Depuis la pandémie, l’Alliance française de Madrid observe de plus en plus d’inscriptions pour les cours enfants, qu’ils soient en présentiel, à domicile, mais aussi en ligne. Cette année, l’institution propose pour la première fois un atelier d’éveil au français pour les enfants à partir de 2 ans. Décryptage avec la Coordinatrice Pédagogique des jeunes publics, précoces, enfants et adolescents (2-17 ans).
Roxane Beauvais, 33 ans est originaire de l’Essonne. Maman d’un petit garçon de 3 ans, elle travaille à l’Alliance Française de Madrid depuis plus de 7 ans, en tant que professeure de français mais aussi d’espagnol pour les enfants.

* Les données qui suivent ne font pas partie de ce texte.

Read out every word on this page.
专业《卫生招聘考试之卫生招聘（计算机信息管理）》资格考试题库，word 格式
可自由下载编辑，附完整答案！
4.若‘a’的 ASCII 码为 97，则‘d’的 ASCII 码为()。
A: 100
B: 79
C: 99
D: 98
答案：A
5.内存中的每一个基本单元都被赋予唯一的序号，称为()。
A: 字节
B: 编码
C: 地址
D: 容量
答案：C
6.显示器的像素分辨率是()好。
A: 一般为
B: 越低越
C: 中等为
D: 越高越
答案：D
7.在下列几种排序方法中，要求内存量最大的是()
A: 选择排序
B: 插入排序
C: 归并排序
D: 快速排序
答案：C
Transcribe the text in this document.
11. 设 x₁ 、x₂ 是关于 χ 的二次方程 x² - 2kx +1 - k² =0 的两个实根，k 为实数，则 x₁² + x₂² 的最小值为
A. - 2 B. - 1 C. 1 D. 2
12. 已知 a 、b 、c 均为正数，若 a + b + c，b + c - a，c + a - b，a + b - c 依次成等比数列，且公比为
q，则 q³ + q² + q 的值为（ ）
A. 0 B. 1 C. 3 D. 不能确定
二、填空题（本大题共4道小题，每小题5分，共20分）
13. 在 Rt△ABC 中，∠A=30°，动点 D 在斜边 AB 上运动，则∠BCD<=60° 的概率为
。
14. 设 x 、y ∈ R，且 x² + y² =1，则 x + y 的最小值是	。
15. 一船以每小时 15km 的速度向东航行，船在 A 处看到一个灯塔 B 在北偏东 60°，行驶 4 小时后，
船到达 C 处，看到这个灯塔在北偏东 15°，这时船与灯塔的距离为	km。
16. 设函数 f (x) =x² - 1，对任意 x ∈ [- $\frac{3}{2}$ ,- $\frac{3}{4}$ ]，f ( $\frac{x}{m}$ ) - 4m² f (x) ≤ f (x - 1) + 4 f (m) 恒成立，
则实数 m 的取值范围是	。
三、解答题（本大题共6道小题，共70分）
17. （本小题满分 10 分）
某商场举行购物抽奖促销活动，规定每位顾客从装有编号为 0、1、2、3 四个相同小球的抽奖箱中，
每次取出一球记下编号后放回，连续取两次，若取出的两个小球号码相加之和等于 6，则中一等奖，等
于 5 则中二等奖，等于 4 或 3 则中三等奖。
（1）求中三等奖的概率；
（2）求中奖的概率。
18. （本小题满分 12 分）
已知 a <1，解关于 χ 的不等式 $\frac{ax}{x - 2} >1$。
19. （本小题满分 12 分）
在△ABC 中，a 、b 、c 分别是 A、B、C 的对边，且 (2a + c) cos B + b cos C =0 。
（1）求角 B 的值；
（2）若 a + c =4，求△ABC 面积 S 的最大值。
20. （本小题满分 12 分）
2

Après une première année passée à Málaga en 2011, dans le contexte de l’échange universitaire Erasmus, Licence de Langues Étrangères Appliquées en poche, elle a tout de suite su que son futur était en Espagne. Elle y revient en 2013 pour être assistante de français dans un lycée bilingue (avec option Bachibac), à Ségovie. L’éducation, l’enseignement, à ma grande surprise, m’ont tout de suite plu. Cette expérience de trois ans lui permettent de découvrir le FLE, le DELF, le Bachibac, et la magie du monde de l’enseignement. "Depuis petite, j’ai toujours aimé la lecture, l’orthographe et les dictées ! J’aimais les règles de grammaire tordues, apprendre la liste des exceptions, des verbes irréguliers", évoque-t-elle. "Ce qui me semble le plus intéressant, ce sont les échanges que l’on peut souvent avoir avec les étudiants, notamment la confrontation ou la comparaison entre les différentes langues. Qu’il s’agisse d’expressions idiomatiques, de syntaxe, d’expressions faciales... Plus qu’une langue, on apprend une manière de communiquer, on adopte une attitude, on prend une voix différente..."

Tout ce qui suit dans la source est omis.